- UMB Financial Corporation approached the company to learn about the use cases of crypto and stablecoins for its customer base
- New Visa survey found that 18% of survey participants say they would be likely or very likely to switch their primary bank to one that offers crypto-related products in the next 12 months
Visa is launching a crypto advisory practice as a way to help its clients and partners evaluate and pursue potential opportunities in the space.
The payments company on Wednesday announced the launch of the Visa Global Crypto Advisory Practice, an offering within its consulting and analytics unit.
The department was created for financial institutions who may be looking to attract or retain customers with crypto products, retailers looking to delve into NFTs or central banks exploring digital currencies, according to the firm.
Visa’s consultants intend to evaluate opportunities in the crypto space and develop plans for them to launch offerings such as crypto rewards programs and consumer wallets integrated with central bank digital currencies (CBDCs).
Hundreds of clients and partners — such as banks on the issuing and acquiring side, merchants, credit unions, fintechs and neo banks — have reached out to Visa to talk about crypto over the past year, according to the company.
About half of consumers who own cryptocurrency acquire it from crypto exchanges, a Visa spokesperson noted.
“But those crypto platforms are not just offering crypto services; they’re offering payment credentials that allow their customers to spend converted fiat, and in some cases savings or lending products as well,” the representative told Blockworks.
“It’s important for [financial institutions] to think beyond their own ecosystem and how they can add value, or help their customers better navigate the world of crypto.”
Visa works with hundreds of companies on crypto-related efforts, the spokesperson added. This includes crypto-native companies, such as Coinbase, FTX, BlockFi, Fold and Crypto.com; infrastructure companies such as Anchorage, Circle and ConsenSys; and now banks, processors and merchants.
Visa’s crypto advisors are collaborating with clients across all regions, including UMB Financial Corporation in the US.
“We came to Visa to learn more about crypto and stablecoins and the uses cases that are most relevant for our retail and commercial business lines as we serve our customers in the years ahead,” Uma Wilson, executive vice president, chief information and product officer at UMB Bank said in a statement. “[Visa Global Crypto Advisory Practice] helped us build a comprehensive and executable strategy — from product and partner selection to cross-functional considerations such as technology, finance, risk and compliance.”
A spokesperson declined to reveal other firms it is working with, or how many.
Growing crypto awareness
The advisory services launch comes as crypto continues to become more mainstream. About 94% of people with discretion over their household finances are aware of crypto, according to a new survey conducted by Visa.
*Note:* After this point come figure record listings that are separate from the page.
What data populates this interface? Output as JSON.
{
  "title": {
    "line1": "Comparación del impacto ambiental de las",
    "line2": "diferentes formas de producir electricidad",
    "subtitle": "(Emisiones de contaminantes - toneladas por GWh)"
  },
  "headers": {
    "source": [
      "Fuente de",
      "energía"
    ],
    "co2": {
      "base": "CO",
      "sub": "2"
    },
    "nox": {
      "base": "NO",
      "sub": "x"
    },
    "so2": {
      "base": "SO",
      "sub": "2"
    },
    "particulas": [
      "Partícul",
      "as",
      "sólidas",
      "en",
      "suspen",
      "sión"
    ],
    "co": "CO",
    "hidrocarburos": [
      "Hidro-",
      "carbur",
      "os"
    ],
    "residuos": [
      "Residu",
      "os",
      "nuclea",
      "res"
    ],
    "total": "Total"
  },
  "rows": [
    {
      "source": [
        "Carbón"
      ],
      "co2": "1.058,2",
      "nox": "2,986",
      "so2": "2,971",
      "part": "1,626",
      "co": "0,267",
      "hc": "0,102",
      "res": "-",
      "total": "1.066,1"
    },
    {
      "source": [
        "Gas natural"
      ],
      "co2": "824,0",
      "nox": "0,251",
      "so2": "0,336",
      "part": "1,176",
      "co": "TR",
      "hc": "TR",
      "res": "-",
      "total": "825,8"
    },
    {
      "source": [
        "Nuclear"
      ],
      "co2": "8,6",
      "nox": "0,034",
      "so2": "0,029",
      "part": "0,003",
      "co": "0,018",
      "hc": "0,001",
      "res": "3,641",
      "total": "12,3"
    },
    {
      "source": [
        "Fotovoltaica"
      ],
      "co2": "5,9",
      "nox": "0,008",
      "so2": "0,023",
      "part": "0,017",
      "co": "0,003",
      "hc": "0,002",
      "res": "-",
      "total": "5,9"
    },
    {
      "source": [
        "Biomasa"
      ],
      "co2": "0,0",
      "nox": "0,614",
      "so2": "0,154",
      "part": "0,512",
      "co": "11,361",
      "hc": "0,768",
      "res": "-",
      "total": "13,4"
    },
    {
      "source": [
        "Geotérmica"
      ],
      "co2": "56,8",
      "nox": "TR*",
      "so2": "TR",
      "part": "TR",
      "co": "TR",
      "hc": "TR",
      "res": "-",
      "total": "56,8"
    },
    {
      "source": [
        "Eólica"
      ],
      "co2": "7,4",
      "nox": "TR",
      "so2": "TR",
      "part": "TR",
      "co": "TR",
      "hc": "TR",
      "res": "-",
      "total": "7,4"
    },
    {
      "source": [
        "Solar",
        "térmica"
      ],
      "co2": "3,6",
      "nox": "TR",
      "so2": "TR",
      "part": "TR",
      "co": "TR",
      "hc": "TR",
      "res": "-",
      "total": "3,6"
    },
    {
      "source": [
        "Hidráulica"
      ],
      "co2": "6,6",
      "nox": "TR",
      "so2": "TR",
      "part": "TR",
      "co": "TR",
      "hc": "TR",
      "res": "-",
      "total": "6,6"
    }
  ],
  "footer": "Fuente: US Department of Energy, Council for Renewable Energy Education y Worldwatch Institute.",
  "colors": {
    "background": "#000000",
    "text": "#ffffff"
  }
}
Of those, 21% described themselves as active owners, while an additional 11% are passive owners. Sixty-two percent of the group that already owns or uses cryptocurrency say their use has increased in the past year.
“Crypto is moving from a niche asset class for a small community of investors to a broader market increasingly accessible for mainstream and new adopters,” the report states.
Globally, 18% of survey participants say they would be likely or very likely to switch their primary bank to one that offers crypto-related products in the next 12 months. This number was nearly 40% among crypto owners.
Visa’s new crypto advisory practice and survey follow a range of recent crypto efforts.
The company announced in July that it was partnering with 50 crypto platforms on card programs after it reported that consumers spent more than $1 billion worth of cryptocurrency on goods and services through Visa’s crypto-linked cards in the first half of 2021.
Visa also bought its first NFT in August and in September proposed a theoretical system that would connect different blockchain networks to allow central banks, businesses and consumers to transfer digital currencies.